Published Jun 7, 2024 4:47 PM by The Maritime Executive

 

The Ukrainian Sea Ports Authority is highlighting that in the nine months since the sea corridor was opened, they have largely restored prewar volumes and continue to work to expand the range of cargoes handled. This has come despite the repeated attacks by Russian forces on the seaports and the country’s infrastructure.

May volumes surpassed 8 million tonnes versus 7.7 million that transited the corridor in April. Year-to-date they are saying between 45 and 50 million tonnes of cargo have been moved, which is nearly twice the 2023 levels when primarily grains were moving. In the first four months of the corridor, they moved just over 4 million tonnes.

“Given the favorable security situation, we aim to reach the average pre-war level of cargo turnover,” the port authority said in a statement reviewing monthly volumes and the overall progress. They noted this was a significant advancement and steady progress is being made since the Joseph Schulte became the first vessel to depart on August 16, 2023.  As of May 2024, they are reporting over 1,700 vessels have been handled and the traffic volume continues to build.

Ukraine remains the top exporter of agricultural products according to the port authority. In April, they said grains made up 6.3 million tons of the cargo versus a total of 9.9 million tonnes of cargo through all the seaports, including inland ports. 

Starting in April, the Turkish company Akkon launched the feeder service for containers between Chornomorsk and Constanta, Romania. The success of that operation led to the restoration of services by both Hapag-Lloyd and now Maersk, which is also discontinuing its barge service via the Danube. MSC Mediterranean Shipping is now expected to also resume service in mid-June. They are planning to sail directly from the Odesa area to Turkey, marking a further expansion of service from Ukraine.

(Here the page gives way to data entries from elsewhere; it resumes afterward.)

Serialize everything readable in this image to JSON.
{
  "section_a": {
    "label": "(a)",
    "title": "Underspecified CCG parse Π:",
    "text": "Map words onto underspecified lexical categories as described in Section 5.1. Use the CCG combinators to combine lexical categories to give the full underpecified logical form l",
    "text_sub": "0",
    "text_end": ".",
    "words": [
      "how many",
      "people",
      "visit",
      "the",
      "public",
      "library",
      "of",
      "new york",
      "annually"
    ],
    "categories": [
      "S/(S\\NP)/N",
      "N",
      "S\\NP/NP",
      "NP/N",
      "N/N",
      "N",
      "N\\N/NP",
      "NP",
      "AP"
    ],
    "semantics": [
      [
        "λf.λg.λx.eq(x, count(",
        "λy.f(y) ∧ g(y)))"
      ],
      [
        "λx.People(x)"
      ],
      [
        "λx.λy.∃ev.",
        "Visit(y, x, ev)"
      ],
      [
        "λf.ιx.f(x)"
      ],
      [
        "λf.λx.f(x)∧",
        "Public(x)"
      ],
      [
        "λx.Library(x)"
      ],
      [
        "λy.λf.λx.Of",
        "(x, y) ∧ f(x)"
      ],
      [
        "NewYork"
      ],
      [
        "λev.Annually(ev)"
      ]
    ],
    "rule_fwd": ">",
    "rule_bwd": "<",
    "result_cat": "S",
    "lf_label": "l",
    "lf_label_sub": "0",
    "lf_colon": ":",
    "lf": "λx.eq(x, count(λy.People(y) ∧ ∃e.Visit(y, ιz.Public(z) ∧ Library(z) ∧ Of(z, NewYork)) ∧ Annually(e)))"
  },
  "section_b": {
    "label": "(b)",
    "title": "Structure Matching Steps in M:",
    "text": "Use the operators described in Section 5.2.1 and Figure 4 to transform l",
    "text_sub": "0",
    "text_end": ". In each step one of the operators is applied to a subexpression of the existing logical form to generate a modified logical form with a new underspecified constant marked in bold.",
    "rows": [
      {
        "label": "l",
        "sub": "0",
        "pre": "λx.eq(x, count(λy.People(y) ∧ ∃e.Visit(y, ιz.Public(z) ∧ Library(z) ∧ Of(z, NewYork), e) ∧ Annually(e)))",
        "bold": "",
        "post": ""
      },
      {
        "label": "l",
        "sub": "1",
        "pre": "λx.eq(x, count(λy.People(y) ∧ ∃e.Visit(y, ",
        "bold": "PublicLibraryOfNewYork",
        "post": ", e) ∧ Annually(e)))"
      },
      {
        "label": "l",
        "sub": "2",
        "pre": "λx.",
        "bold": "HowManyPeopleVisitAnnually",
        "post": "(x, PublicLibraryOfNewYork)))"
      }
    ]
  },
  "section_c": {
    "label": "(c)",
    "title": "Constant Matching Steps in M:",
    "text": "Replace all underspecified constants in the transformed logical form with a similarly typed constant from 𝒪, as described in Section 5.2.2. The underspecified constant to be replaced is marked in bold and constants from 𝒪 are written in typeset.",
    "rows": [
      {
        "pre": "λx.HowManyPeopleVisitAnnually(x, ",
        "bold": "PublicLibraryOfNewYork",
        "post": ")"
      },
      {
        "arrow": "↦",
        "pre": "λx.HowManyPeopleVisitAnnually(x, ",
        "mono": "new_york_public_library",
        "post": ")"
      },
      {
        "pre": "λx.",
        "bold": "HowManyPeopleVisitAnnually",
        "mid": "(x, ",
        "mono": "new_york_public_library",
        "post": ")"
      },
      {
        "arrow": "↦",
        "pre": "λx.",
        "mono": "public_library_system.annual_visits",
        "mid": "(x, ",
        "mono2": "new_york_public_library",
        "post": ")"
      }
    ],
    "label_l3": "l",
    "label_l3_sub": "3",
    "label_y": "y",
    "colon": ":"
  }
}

So far, they are reporting that 10 containerships have been handled. The Turkish companies are using general cargo ships outfitted for the boxes while the first dedicated containerships later returned to the Black Sea ports. The service for Maersk is being operated with vessels of a capacity of 1,100 TEU.

Port officials said they remain focused on resuming the container operations. They are hoping to restore more direct container service beyond the feeders operating to Romania. They are also now looking to restart ferry operations.